Il a ancré son plan de création d'emplois dans le projet de logement abordable de son gouvernement, qui vise à construire des logements à travers le pays. Selon les données du gouvernement, 320 000 jeunes ont déjà été employés.
L'objectif est de doubler la main-d'œuvre dans le secteur du logement pour atteindre 600 000, y compris 4 000 stagiaires professionnels. Le président affirme également que 180 000 personnes gagnent leur vie grâce aux laboratoires numériques mis en place par le gouvernement.
Dans le secteur de l'éducation, le gouvernement affirme avoir recruté 76 000 enseignants et prévoit d'en embaucher 24 000 de plus d'ici janvier 2026.
Liste de souhaits des citoyens
« La meilleure façon pour le gouvernement de réduire le chômage des jeunes est de diminuer progressivement les impôts et d'accorder également des exonérations fiscales aux grandes entreprises ainsi qu'aux petites et moyennes entreprises. Cela signifiera que davantage de ces entreprises pourront développer leurs activités, créant ainsi des revenus pour elles-mêmes et pour d'autres », explique Wacera à TRT Afrika.
Elle avertit que l'exportation de main-d'œuvre ne fonctionne que pour un petit nombre de Kényans, et il serait préférable que les compétences soient encouragées à rester dans le pays.
« Si la fiscalité est réformée et si le gouvernement protège les citoyens contre la hausse mondiale du coût de la vie, alors nous progresserons rapidement. Le Kenya est un leader économique dans la région et sur le continent dans de nombreux secteurs. C'est seulement l'environnement favorable qui manque à nos citoyens jeunes et travailleurs », suggère Wacera.

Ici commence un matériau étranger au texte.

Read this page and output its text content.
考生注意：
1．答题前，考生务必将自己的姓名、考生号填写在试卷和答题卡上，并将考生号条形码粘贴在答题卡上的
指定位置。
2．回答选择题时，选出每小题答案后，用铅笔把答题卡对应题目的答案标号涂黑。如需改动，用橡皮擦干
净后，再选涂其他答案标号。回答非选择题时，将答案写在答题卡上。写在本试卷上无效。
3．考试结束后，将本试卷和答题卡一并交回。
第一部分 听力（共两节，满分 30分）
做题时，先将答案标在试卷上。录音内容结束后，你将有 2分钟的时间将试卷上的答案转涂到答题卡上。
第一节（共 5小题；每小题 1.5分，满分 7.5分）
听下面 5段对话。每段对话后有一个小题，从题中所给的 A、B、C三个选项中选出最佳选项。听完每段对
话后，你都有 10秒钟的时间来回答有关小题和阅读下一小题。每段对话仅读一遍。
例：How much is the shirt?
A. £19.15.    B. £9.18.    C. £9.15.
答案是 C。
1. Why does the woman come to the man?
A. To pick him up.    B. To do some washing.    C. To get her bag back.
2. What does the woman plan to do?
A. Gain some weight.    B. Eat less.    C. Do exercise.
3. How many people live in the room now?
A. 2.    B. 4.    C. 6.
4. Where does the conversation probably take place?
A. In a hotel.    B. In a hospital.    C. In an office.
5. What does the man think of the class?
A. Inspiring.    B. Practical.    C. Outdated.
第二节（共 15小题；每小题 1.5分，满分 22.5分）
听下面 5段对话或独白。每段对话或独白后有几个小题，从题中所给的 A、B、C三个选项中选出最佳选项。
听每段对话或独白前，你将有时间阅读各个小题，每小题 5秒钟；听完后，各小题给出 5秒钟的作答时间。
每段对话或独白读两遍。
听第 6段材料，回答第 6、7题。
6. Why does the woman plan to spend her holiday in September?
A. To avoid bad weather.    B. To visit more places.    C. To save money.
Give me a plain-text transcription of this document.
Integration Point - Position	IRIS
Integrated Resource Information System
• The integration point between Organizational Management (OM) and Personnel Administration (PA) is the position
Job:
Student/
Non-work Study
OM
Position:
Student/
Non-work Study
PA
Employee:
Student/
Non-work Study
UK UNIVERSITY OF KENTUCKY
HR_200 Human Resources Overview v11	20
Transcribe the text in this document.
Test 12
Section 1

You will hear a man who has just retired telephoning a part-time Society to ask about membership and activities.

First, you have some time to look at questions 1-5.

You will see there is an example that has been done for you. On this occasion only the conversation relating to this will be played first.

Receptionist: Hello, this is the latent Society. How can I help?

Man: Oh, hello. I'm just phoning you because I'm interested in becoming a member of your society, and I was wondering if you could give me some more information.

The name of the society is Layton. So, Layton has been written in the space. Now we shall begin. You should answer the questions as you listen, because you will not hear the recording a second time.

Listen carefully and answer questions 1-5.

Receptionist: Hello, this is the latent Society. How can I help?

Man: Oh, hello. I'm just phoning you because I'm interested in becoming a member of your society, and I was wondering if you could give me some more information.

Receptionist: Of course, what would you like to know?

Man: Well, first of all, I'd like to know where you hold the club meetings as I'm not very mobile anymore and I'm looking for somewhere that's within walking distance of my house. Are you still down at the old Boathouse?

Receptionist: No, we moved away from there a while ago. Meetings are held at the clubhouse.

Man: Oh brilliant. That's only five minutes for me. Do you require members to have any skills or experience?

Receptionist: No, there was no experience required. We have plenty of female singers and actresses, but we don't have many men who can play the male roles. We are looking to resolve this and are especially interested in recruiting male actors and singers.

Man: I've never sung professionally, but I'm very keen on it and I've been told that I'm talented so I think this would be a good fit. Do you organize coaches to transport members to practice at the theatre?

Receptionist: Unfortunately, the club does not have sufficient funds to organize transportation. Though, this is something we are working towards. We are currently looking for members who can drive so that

Alors que Caroline attend que sa fille termine les trois années restantes à l'université, elle demande au gouvernement d'éliminer la perception selon laquelle « il faut avoir des relations pour obtenir un emploi ».
Elle suggère que les entreprises publiques abaissent l'âge actuel de la retraite pour donner une chance aux jeunes, qu'elles offrent des conseils et qu'elles incitent à l'auto-emploi afin d'encourager les jeunes entrepreneurs à être créatifs et innovants.
Pour l'instant, les jeunes diplômés du Kenya continuent leur veille – certains dans les amphithéâtres universitaires poursuivant des diplômes supplémentaires, d'autres dans les rues, tous espérant une percée dans un marché du travail qui a besoin d'être revitalisé.